In a recent survey by CPA Canada (2012), four-in-ten Canadians believe they will be paying off their debt/mortgage after they turn 65.

When you think of retirement, do you think of RRSP’s (Registered Retirement Savings Plans), TFSA’s (Tax Free Savings Accounts), company pension plans, and government assistance?  In comparison, do you think about being mortgage-free?

In a recent survey by CPA Canada (2012), four-in-ten Canadians believe they will be paying off their debt/mortgage after they turn 65.  This is an alarming statistic.  

Imagine the possibility of investing in your future by owning your own home, and being mortgage-free, well before retirement.  Consider living in Europe and Japan, where 100-year mortgages were first introduced.
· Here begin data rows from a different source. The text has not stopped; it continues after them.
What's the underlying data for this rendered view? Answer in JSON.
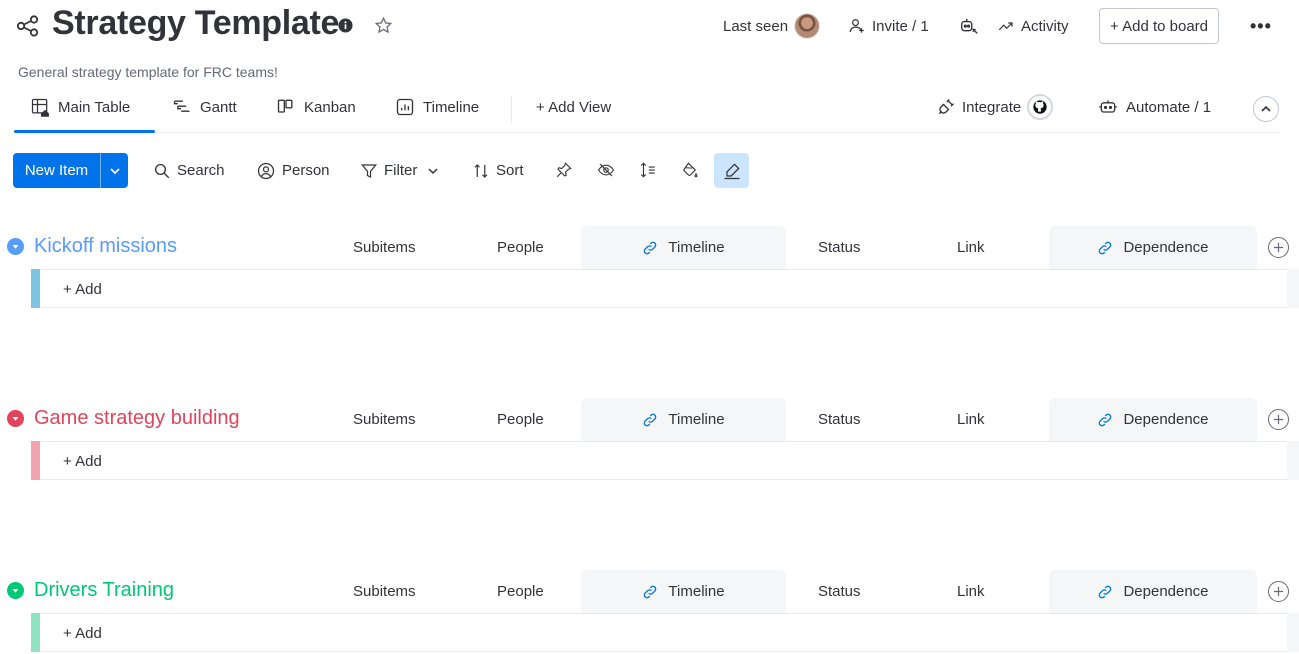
{
  "header": {
    "title": "Strategy Template",
    "description": "General strategy template for FRC teams!",
    "last_seen_label": "Last seen",
    "invite_label": "Invite / 1",
    "activity_label": "Activity",
    "add_to_board_label": "+ Add to board",
    "more_label": "•••"
  },
  "tabs": {
    "main_table": "Main Table",
    "gantt": "Gantt",
    "kanban": "Kanban",
    "timeline": "Timeline",
    "add_view": "+ Add View",
    "integrate": "Integrate",
    "automate": "Automate / 1"
  },
  "toolbar": {
    "new_item": "New Item",
    "search": "Search",
    "person": "Person",
    "filter": "Filter",
    "sort": "Sort"
  },
  "columns": {
    "subitems": "Subitems",
    "people": "People",
    "timeline": "Timeline",
    "status": "Status",
    "link": "Link",
    "dependence": "Dependence"
  },
  "groups": [
    {
      "title": "Kickoff missions",
      "color": "#579bfc",
      "bar_color": "#7ec3e0",
      "add_label": "+ Add"
    },
    {
      "title": "Game strategy building",
      "color": "#e2445c",
      "bar_color": "#f2a4ae",
      "add_label": "+ Add"
    },
    {
      "title": "Drivers Training",
      "color": "#00c875",
      "bar_color": "#8fe3c0",
      "add_label": "+ Add"
    }
  ],
  "colors": {
    "accent": "#0073ea",
    "toolbar_active": "#cce5ff",
    "shaded_column": "#f5f6f8"
  }
}
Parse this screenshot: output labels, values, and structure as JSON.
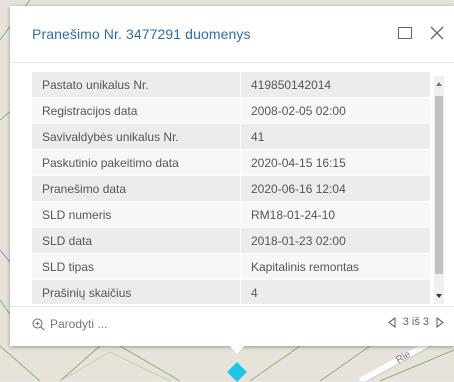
{
  "popup": {
    "title": "Pranešimo Nr. 3477291 duomenys",
    "maximize_icon": "maximize-icon",
    "close_icon": "close-icon"
  },
  "attributes": [
    {
      "key": "Pastato unikalus Nr.",
      "value": "419850142014"
    },
    {
      "key": "Registracijos data",
      "value": "2008-02-05 02:00"
    },
    {
      "key": "Savivaldybės unikalus Nr.",
      "value": "41"
    },
    {
      "key": "Paskutinio pakeitimo data",
      "value": "2020-04-15 16:15"
    },
    {
      "key": "Pranešimo data",
      "value": "2020-06-16 12:04"
    },
    {
      "key": "SLD numeris",
      "value": "RM18-01-24-10"
    },
    {
      "key": "SLD data",
      "value": "2018-01-23 02:00"
    },
    {
      "key": "SLD tipas",
      "value": "Kapitalinis remontas"
    },
    {
      "key": "Prašinių skaičius",
      "value": "4"
    }
  ],
  "footer": {
    "zoom_label": "Parodyti ...",
    "pager_label": "3 iš 3"
  },
  "map": {
    "road_label": "Rie"
  },
  "colors": {
    "title": "#2e6fa3",
    "marker": "#19c7e6"
  }
}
You could never expect to own your home in your lifetime.  In Canada, a 25-year mortgage is currently the longest term.  The recent 40-year mortgage was deemed not to be in the best interest of consumers, and thankfully, is no longer available.  This presents you with a great opportunity.
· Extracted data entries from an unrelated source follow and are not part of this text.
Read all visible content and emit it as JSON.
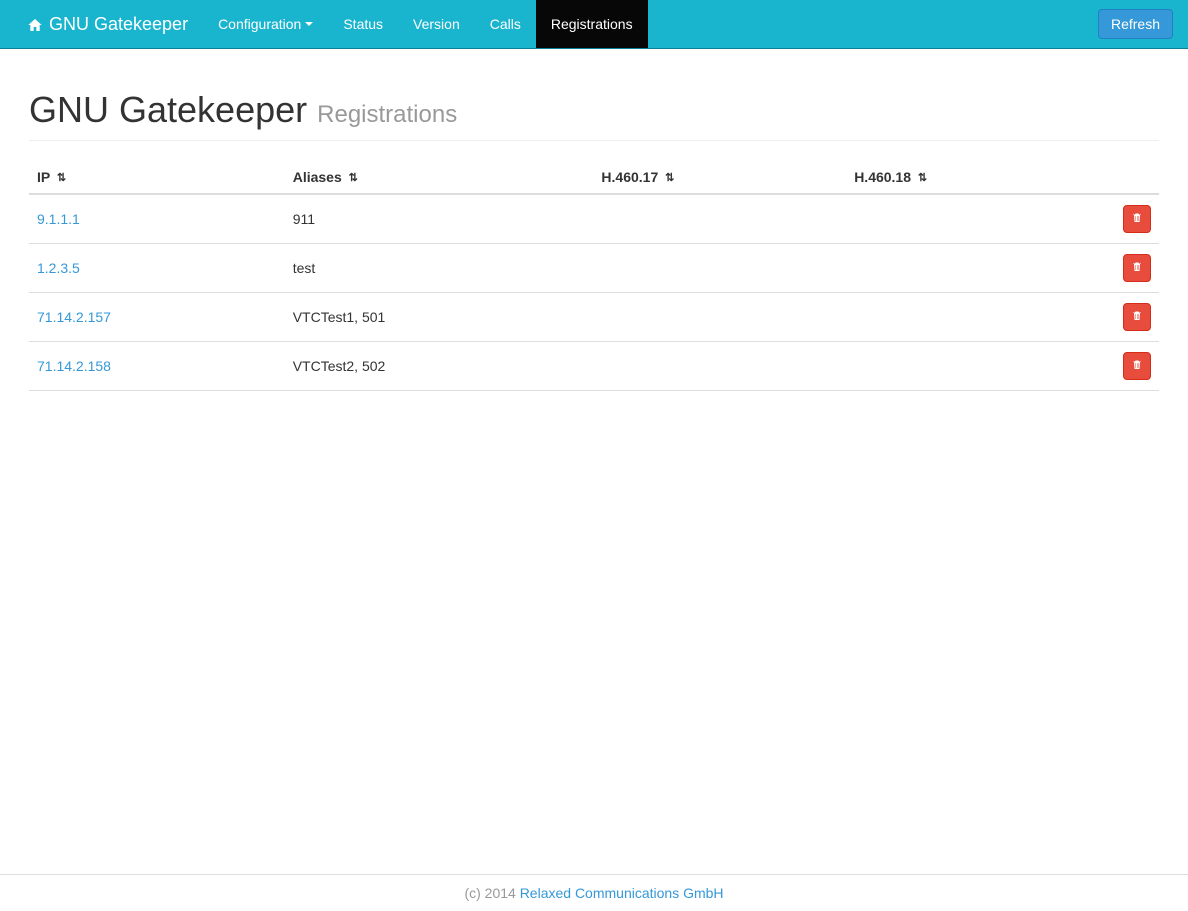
{
  "navbar": {
    "brand": "GNU Gatekeeper",
    "items": [
      {
        "label": "Configuration",
        "has_caret": true,
        "active": false
      },
      {
        "label": "Status",
        "has_caret": false,
        "active": false
      },
      {
        "label": "Version",
        "has_caret": false,
        "active": false
      },
      {
        "label": "Calls",
        "has_caret": false,
        "active": false
      },
      {
        "label": "Registrations",
        "has_caret": false,
        "active": true
      }
    ],
    "refresh_label": "Refresh"
  },
  "page": {
    "title": "GNU Gatekeeper",
    "subtitle": "Registrations"
  },
  "table": {
    "headers": {
      "ip": "IP",
      "aliases": "Aliases",
      "h46017": "H.460.17",
      "h46018": "H.460.18"
    },
    "rows": [
      {
        "ip": "9.1.1.1",
        "aliases": "911",
        "h46017": "",
        "h46018": ""
      },
      {
        "ip": "1.2.3.5",
        "aliases": "test",
        "h46017": "",
        "h46018": ""
      },
      {
        "ip": "71.14.2.157",
        "aliases": "VTCTest1, 501",
        "h46017": "",
        "h46018": ""
      },
      {
        "ip": "71.14.2.158",
        "aliases": "VTCTest2, 502",
        "h46017": "",
        "h46018": ""
      }
    ]
  },
  "footer": {
    "copyright": "(c) 2014 ",
    "link_text": "Relaxed Communications GmbH"
  }
}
The question of whether to “rent or own” has been widely debated.  I believe, in the long run, owning a home is almost always a better investment in your future.  When you own a home, you are building equity.  As long as you are building equity, you are accumulating wealth.

Here are some of the key points to home ownership that I consider to be essential to accumulating wealth.
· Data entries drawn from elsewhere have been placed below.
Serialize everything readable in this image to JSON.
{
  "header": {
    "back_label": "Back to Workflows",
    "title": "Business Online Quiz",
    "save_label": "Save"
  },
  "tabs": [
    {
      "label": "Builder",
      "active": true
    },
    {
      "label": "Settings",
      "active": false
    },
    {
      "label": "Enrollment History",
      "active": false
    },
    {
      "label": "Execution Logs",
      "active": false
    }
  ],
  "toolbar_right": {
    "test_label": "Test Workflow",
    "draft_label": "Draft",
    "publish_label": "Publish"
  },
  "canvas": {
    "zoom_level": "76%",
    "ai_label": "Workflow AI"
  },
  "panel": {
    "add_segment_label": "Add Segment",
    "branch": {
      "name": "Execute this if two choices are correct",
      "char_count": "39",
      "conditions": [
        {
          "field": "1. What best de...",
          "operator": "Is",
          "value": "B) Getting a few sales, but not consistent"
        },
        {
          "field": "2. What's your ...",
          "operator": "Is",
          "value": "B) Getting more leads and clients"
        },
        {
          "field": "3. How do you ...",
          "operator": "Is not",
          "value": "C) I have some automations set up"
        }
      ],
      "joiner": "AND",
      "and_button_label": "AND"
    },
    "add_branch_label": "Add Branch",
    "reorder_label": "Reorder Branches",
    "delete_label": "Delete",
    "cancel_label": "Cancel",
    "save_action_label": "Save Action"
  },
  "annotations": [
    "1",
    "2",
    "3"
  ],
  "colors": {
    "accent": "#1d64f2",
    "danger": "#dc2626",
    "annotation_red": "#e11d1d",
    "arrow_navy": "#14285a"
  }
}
  • Plan to purchase a home that you can afford.  Being “house poor” means that most of your disposable income goes toward your mortgage payment.  Purchasing an affordable home will allow you to have enough disposable income to pay all your bills, and still have a surplus for non-recurring or “unplanned” expenses, such as vehicle repairs.
  • Save for a down payment.  While banks will currently grant mortgages with only 5 per cent down, a down payment of 20 per cent will eliminate paying CMHC fees (this is a fee that many people are unaware of, that is built into your mortgage payment).
  • Shorten the amortization period of your mortgage.  Consider a mortgage term of 15 years.  This strategy builds the “pay yourself first” concept into your home ownership.  You can drastically reduce the money you pay to the bank in interest, and increase the money you keep for yourself.  The interest on a 15-year mortgage ($250,000 at 3.0 per cent) is $61,000.  Compare this with interest of $106,000 on a 25-year mortgage.  That is a savings of $45,000.  At an interest rate of 6 per cent, the savings jumps to $103,000 (not to mention after 25 years you will have almost paid double the purchase price of your house)!
  • Opt for a variable rate mortgage.  Many people feel extra security by locking in to fixed rate mortgages.  The problem is that there is a trade-off between security and cost.   Baby boomers may still be uncomfortable with this advice, after living through the late 70’s, and early 80’s when interest rates were both high and volatile.  However, over the last 10 years, variable rate mortgages have consistently been the best rate.

If you have a plan, and combine it with self-discipline, you will be mortgage-free well before the age of 65!